É la guerra il desiderio profondo dei popoli?

Gli errori dell’Unione Europea: poca Europa, solo Mercati.
Qui, naturalmente, non voglio escludere l’Europa, “questa” Unione Europea, da critiche.

Gli errori più evidenti dell’attuale Europa sembrano essere almeno due.

Intanto, l’Unione Europea ha sbagliato a permettere trattamenti salariali e fiscali diversi al proprio interno. Creare un mercato unico tra paesi che fanno della concorrenza anche sottocosto (dumping) tra loro non poteva che creare un confronto disastroso. I nostri fornitori di servizi sono stati saccheggiati da quelli con sede in Irlanda o Slovenia, dove le imposte sono più basse. I nostri lavoratori sono diventati disoccupati sotto la sfida di quelli polacchi o rumeni che, con la direttiva “lavoratori in trasferta” (n. 71/1996), venivano pagati secondo i salari dei paesi di provenienza e non quelli del paese ospitante.

Quindi, il secondo errore è quello d’aver abolito le barriere doganali al proprio interno senza aver rafforzato quelle esterne. Le nostre fabbriche sono crollate sotto i colpi delle importazioni dalla Cina (ma non solo da qui), dove i salari sono più bassi. Trattati come CETA – firmato col Canada nel 2017 – e TTIP, ancora in discussione con gli Stati Uniti, non fanno che indebolire il nostro mercato interno.

Questi due errori hanno evidentemente fatto precipitare una parte della popolazione nella povertà o nella precarietà, e quindi nelle braccia degli estremisti.
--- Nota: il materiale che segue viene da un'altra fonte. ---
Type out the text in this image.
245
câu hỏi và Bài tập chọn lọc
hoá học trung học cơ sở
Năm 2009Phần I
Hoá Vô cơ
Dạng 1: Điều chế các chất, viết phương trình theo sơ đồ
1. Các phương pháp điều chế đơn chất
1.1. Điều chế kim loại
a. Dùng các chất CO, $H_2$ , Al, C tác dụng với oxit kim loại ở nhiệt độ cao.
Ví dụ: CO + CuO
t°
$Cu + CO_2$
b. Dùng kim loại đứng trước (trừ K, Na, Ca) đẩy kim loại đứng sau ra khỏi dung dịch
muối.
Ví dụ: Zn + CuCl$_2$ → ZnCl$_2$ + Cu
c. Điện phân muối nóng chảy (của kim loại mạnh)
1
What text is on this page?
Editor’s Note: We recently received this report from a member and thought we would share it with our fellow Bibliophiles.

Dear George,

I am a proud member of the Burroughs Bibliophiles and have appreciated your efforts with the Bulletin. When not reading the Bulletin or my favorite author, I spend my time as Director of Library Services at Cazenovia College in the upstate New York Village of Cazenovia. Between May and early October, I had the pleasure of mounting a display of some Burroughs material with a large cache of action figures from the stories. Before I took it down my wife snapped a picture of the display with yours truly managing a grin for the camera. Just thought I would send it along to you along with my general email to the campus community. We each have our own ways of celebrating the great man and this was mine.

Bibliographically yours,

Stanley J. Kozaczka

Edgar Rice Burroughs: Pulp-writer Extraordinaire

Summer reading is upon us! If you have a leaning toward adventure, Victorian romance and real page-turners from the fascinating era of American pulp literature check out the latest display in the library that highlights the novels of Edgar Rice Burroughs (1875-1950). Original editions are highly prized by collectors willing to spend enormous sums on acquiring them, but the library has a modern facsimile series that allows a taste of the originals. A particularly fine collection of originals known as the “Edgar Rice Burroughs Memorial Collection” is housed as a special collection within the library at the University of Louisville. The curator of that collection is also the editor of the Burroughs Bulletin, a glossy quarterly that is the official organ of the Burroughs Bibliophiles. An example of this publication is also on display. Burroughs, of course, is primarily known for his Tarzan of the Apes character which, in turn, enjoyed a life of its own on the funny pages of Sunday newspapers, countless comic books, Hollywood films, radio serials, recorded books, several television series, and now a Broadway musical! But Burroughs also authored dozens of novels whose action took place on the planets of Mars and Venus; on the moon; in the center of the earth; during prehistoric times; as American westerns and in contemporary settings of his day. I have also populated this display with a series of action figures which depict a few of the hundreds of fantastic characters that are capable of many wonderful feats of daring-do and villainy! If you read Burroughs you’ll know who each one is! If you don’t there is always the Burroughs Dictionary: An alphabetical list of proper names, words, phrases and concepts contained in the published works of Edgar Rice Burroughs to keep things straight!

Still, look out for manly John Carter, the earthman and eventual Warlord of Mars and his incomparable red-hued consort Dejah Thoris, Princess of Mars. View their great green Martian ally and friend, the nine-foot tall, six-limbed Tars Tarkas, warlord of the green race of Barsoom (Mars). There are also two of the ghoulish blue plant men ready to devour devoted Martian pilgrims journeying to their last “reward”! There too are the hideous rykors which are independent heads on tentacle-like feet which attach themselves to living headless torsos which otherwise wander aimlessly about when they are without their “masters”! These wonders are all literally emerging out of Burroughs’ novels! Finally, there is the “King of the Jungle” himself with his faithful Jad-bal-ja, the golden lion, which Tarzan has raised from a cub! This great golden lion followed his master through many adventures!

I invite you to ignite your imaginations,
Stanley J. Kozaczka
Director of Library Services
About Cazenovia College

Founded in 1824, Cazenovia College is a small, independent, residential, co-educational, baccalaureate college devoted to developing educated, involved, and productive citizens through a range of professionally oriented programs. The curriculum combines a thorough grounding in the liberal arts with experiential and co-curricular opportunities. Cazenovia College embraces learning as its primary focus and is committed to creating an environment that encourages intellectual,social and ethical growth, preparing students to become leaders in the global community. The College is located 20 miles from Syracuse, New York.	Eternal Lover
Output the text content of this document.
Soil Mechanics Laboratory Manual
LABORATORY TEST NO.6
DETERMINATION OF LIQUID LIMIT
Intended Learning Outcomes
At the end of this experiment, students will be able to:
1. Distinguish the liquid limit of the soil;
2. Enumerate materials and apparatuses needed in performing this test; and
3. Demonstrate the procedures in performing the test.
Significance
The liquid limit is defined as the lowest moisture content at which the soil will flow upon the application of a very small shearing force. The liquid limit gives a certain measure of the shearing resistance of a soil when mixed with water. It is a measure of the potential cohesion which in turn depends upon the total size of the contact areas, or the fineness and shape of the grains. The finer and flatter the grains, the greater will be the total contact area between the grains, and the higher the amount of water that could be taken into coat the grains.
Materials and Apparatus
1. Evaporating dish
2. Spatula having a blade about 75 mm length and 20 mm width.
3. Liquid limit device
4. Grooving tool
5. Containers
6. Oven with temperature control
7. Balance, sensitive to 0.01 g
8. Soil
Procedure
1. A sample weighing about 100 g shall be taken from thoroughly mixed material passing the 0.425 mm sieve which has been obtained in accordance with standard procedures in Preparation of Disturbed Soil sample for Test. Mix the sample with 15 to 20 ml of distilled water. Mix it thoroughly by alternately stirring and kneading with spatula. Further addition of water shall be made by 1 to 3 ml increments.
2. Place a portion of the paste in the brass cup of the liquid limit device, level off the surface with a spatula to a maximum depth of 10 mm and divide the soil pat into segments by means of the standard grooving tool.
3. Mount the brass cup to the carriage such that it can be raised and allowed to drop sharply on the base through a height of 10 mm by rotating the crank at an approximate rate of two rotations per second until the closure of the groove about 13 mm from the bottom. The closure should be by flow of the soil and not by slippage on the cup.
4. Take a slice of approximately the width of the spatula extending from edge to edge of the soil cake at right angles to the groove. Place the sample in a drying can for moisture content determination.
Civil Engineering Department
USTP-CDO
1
Socialismo o Capitalismo? Questa la scelta per l’Europa?
Si tratta, tuttavia, di azioni politiche ancora reversibili.

Il problema sta nel comprendere se chi guida oggi l’Europa voglia tornare indietro rispetto a tali direzioni e creare un’Europa dei Popoli e non solo un’area di libero scambio di merci e movimento di lavoratori.

Tali problemi ne nascondono, infatti, uno più grande e di respiro culturale prima d’ogni altra cosa.

L’Europa vuole difendere quel che resta dello Stato-Provvidenza d’origine socialista … o vuole continuare ad essere il veicolo teleguidato dagli Stati Uniti, del loro progetto capitalista ed imperialista mondiale ?

In caso di risposta negativa, è chiaro, che le prossime elezioni rappresenteranno una rivoluzione politica.